This blog is intended to inspire, educate, and satisfy each and every gustatorial need. New recipe posts will offer simple arrangements of quality ingredients that will delight both the eager cook and the hungry diner.

Tuesday, October 6, 2009

This week’s dinner (In 4 Parts)....kale infused with balsamic and garlic; sauteed sweet potatoes; pan seared red snapper with basil spice rub.

Post 1-2

Sauteed Sweet Potatoes


Time: 20 minutes at most.


Ingredients


1 Medium sweet potato/yam grated (by hand or food processed)

3 medium shallots

1 carrot grated (by hand or food processed)

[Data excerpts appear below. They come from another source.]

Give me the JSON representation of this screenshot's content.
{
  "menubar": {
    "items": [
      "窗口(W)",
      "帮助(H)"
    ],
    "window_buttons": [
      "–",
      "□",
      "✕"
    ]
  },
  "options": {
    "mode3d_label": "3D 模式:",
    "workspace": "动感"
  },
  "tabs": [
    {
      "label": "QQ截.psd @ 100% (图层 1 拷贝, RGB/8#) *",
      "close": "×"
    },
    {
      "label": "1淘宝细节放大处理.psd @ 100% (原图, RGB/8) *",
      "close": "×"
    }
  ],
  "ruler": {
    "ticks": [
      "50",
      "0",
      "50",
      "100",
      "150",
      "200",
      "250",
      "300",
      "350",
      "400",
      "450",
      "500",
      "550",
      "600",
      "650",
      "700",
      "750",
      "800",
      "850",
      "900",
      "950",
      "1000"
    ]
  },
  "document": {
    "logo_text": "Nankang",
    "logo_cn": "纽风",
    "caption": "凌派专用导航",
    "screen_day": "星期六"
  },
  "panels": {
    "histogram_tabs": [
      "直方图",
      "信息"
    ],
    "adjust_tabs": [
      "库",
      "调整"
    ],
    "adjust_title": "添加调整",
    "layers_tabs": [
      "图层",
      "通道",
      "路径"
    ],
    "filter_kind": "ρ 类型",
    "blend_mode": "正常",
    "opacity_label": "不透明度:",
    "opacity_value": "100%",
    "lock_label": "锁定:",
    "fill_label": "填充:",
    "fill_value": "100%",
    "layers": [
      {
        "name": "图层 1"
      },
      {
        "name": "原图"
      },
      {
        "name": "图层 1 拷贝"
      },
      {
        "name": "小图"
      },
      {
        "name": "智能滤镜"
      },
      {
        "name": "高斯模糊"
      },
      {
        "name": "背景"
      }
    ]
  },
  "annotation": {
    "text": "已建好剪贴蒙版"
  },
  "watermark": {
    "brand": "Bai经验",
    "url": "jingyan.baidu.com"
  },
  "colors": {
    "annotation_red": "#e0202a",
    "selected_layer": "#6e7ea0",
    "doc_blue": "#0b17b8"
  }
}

2 tablespoon raw pine nuts (optional)

1 tablespoon butter/to taste

salt, pepper, and good olive oil


This is a really good recipe that I adapted (stole) from Mark Bittman. It’s tasty, quick, and despite the butter and olive oil, not greasy at all. The addition of the carrots and shallots add to the subtle sweetness of the roots.


Begin by toasting the pine nuts until golden brown on a dry skillet and set them aside. Take that very same pan (unwashed to preserve the rich flavor of the nuts) and heat a couple of tablespoons of olive oil. Toss in the shallots, when they become transparent, add the sweet potatoes and carrots. Season with salt and pepper to taste. Cook for 5-7 minutes or until the potatoes are softened but not mushy.


Add the butter and toss continuously over high heat for 2-3 minutes. While plating this dish sprinkle a few pine nuts on top of each portion.